We enter the second week of the pro-football season, and I have to make a decision: To watch or not to watch.
Like any red-blooded American male, sporting the mangled Y-chromosome that defines malehood, I cannot easily resist armored behemoths in a demolition derby of sinews and ligaments, with the prize being lifelong damage from accumulated concussions.
(A confession here: I am really a baseball fan, so my interest now is whether the Red Sox will be able to hold on, or whether they will collapse in the next few weeks. I care rather less about the NFL.)
I watch football, though, it’s just that I cannot justify the time wasted doing so. It is something like an addiction and just as fruitless and just as absurd.
After all, the game really can be summed up, as my wife says, as “he runs with the ball, he throws the ball, he falls down with the ball.” There isn’t much else that happens. Oh, yes, there is quite a bit of measuring.
Not that much happens to fill up that three-and-a-half hours on TV that a game takes.
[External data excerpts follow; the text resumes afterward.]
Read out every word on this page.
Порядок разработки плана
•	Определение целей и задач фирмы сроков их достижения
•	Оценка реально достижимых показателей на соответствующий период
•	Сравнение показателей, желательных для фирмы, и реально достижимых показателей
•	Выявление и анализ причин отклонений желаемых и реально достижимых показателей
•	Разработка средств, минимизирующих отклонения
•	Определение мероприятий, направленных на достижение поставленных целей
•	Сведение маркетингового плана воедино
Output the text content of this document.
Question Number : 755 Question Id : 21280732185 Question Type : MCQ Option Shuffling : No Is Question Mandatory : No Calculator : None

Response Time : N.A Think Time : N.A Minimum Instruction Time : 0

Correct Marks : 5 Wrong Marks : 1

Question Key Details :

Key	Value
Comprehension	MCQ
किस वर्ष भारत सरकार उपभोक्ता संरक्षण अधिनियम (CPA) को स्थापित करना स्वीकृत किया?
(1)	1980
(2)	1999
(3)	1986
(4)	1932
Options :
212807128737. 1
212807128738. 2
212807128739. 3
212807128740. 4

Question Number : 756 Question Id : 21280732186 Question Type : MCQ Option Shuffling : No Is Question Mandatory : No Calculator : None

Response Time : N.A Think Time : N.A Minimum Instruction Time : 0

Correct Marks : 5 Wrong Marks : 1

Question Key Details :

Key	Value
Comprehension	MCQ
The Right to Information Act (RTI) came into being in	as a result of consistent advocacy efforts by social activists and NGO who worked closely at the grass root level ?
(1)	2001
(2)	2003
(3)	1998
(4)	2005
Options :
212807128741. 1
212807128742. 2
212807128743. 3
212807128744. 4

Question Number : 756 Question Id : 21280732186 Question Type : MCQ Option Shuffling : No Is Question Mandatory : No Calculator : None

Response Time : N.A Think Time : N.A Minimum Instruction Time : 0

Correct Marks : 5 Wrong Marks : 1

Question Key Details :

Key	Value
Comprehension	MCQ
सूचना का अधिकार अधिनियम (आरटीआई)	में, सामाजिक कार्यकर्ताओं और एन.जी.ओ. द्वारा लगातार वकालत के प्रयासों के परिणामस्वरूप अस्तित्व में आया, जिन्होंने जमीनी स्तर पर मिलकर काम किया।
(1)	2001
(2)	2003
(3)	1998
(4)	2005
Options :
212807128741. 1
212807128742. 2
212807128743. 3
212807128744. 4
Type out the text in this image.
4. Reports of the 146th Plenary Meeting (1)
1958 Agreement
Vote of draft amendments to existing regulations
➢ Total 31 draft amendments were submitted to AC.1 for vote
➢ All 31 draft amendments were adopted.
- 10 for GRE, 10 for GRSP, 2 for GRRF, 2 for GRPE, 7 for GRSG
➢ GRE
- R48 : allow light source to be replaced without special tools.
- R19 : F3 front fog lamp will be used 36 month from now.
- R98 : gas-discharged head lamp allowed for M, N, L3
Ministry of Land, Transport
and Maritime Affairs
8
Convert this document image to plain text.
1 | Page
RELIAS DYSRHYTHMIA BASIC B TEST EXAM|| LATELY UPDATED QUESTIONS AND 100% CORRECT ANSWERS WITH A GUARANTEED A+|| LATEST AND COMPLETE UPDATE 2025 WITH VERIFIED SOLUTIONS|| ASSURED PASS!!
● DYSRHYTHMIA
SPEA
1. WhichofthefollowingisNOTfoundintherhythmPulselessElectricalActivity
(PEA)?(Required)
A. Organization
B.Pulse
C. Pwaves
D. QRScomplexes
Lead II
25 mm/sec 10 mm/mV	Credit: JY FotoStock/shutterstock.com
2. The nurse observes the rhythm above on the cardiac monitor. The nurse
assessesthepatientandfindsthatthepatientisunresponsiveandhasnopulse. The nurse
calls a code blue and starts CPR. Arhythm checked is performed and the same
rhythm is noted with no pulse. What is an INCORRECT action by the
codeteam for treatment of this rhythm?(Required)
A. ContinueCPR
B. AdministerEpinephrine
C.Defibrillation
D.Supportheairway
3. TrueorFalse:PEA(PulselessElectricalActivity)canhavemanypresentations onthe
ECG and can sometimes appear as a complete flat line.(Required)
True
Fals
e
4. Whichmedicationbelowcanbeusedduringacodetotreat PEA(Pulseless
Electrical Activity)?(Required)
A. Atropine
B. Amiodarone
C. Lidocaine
And, as a recent experiment on my part proves, even those things don’t happen much.
I timed a game.
What I actually did was record the game and play it back with a stopwatch in hand, fast-forwarding through the chaff, timing everything from each snap of the ball to the referee’s whistle ending each play.
To my utter amazement, three minutes and 25 seconds into the experiment, the gun sounded on the first quarter. Whoa, that was a rush.
In the three hours-plus that the game would have eaten up of my Sunday afternoon, there was exactly 14 minutes and six seconds worth of actual playing time.
The rest was huddling, timeouts, zebras in confabulation, replays, reverse-angles, ex-jocks analyzing the fine points of the left tackle’s trap block and, most importantly, beer commercials with pneumatic women.
I have tried to go cold turkey. Last season I went 11 weeks into the NFL season before watching a game. I was a more productive member of society; I felt righteous.
But I finally caved in, sneaking a bit of a Giants-Redskins game. I watched till the end of the season.
This year so far, I have only watched one half of one game. I am hoping to avoid the steroidal monkey on my back.
But I have also found a way to enjoy the game without wasting my time waiting three hours for those few minutes of actual football: I have learned to dilute my drug of choice. I now put the game on and turn the sound off. I put some Brahms or Stravinsky on the stereo and I sit down in my favorite chair with the Sunday paper. I read, I listen, and when the ball is snapped, I can look up at the screen and catch all the action. And I mean all the action. It’s a great way to get something done and see those 14 minutes and six seconds that actually count.